Heytze is geen polemist. Eerder het omgekeerde, want hij benadrukt in het voorwoord, het nawoord en op verschillende plaatsen in de commentaarstukjes dat het hier gaat om zijn persoonlijke keuze en dat er heus wel meer dichters zijn die hij goed vindt en dat hij er zelfs meer in deze bloemlezing op had willen nemen. Er staat achterin zelfs een enorme lijst van dichters waar hij ook een gedicht van had willen opnemen, als de uitgever hem daarvoor de ruimte had gegeven. Toch neemt Heytze stelling in het voortdurende debat of poëzie begrijpelijk moet zijn.

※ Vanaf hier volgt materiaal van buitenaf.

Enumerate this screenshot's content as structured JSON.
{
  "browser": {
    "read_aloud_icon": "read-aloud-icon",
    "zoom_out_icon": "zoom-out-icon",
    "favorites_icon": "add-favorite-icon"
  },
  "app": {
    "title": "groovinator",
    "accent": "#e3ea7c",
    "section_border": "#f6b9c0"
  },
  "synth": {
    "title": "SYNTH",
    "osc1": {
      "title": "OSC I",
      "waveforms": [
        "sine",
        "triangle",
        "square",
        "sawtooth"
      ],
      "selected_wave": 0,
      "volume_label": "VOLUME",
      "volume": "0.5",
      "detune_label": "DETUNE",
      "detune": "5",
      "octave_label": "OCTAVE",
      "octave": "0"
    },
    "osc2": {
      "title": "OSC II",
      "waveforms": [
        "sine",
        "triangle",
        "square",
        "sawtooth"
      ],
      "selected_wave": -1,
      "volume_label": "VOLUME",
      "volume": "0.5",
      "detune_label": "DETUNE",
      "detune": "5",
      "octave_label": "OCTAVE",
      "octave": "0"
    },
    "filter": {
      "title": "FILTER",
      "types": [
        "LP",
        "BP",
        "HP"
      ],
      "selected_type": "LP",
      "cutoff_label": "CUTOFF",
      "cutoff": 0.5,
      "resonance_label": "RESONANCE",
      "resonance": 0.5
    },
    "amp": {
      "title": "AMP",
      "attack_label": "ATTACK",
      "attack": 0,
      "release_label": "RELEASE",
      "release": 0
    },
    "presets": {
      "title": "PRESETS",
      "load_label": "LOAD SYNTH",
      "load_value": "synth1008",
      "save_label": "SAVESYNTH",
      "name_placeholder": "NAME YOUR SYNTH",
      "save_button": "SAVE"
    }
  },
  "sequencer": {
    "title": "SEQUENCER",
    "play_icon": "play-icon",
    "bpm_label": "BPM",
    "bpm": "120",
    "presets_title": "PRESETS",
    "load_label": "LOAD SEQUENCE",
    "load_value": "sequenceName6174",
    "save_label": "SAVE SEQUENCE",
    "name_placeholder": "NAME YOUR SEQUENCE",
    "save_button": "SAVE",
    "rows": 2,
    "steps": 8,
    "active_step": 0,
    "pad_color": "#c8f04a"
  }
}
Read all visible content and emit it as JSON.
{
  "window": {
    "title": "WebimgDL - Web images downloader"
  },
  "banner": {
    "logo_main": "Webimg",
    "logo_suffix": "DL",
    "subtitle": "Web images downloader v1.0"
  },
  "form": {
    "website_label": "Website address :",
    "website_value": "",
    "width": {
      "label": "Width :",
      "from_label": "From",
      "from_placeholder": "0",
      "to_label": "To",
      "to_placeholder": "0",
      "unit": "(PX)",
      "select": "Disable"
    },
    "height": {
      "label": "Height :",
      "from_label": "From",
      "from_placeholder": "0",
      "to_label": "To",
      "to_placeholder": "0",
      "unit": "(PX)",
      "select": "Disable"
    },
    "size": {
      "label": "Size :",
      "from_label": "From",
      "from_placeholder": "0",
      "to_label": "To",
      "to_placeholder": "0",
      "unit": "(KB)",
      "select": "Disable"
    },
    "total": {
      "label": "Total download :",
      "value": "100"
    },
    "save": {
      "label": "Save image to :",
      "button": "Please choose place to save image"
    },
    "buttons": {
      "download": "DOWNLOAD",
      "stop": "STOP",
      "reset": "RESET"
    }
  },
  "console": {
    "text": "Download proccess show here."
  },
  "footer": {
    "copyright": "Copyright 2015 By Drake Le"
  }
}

Ik heb het niet op mensen die vinden dat poëzie iets moet: stinken, ontregelen of gevaarlijk zijn, al lijkt het laatste me nog het meest nastrevenswaardig. Maar het blijft een beetje sneu, al die bleke types die het gevaar zoeken in de boekenkast van hun eigen centraal verwarmde huis.
(p. 58)
(..) ik houd van poëzie die het (ook) moet hebben van wat er wordt verteld en niet (louter) van een ontregelende vorm of een poging tot stinken, gevaarlijk zijn of, in de terminologie van Ilja Pfeijffer, inelkaargewikkeld zijn. Dat een tekst literair probeert te zijn, zie ik zonder dat soort kunstgrepen ook wel. En dat het leven ingewikkeld is, vermoedde ik al zonder dat ik er cryptogrammen en woezieklukgedichtjes over hoef te lezen. Liefhebbers van ontregeling en gevaar kunnen naar mijn mening beter eens met échte patiënten praten – dan leer je heel wat meer over de barsten in het bestaan.
(p. 74)
Dit soort passages maakt deze bloemlezing zeer de moeite waard. Het is alsof je door het Haags Gemeentemuseum wordt rondgeleid door een moderne figuratieve schilder die je toevertrouwt: ‘Die abstracte kunst is eigenlijk maar onzin, hoor!’ Je hoeft het er niet mee eens te zijn, maar dit soort bekentenissen door kunstenaars zijn een grote zeldzaamheid.
Heytzes hitzolder
Op de voorzijde van de bloemlezing staat een jukebox. Een jukebox bevat een gevarieerde selectie van wat de bulk van het publiek leuk zal vinden en dat zal hier ook het idee zijn. Heytze provoceert door ook bijvoorbeeld teksten van Hans Dorrestijn, Annie M.G. Schmidt en Spinvis op te nemen. De opgenomen werken van officiële dichters zijn niet veel zwaardere kost. Heytze houdt van het genre van als gedicht getypografeerde microcolumns en zou het werk van Tjitske Jansen zelfs meenemen naar een onbewoond eiland. Van ‘zwaardere’ dichters plaatst hij het meest toegankelijke werk. Je zou Heytzes argument tegen moeilijke poëzie kunnen laten terugvuren op zijn keuze voor het lichte werk. Wie licht literair vermaak zoekt, kan blijkbaar ook popmuziek luisteren of een column lezen. Daar heb je het predikaat ‘gedicht’ niet voor nodig.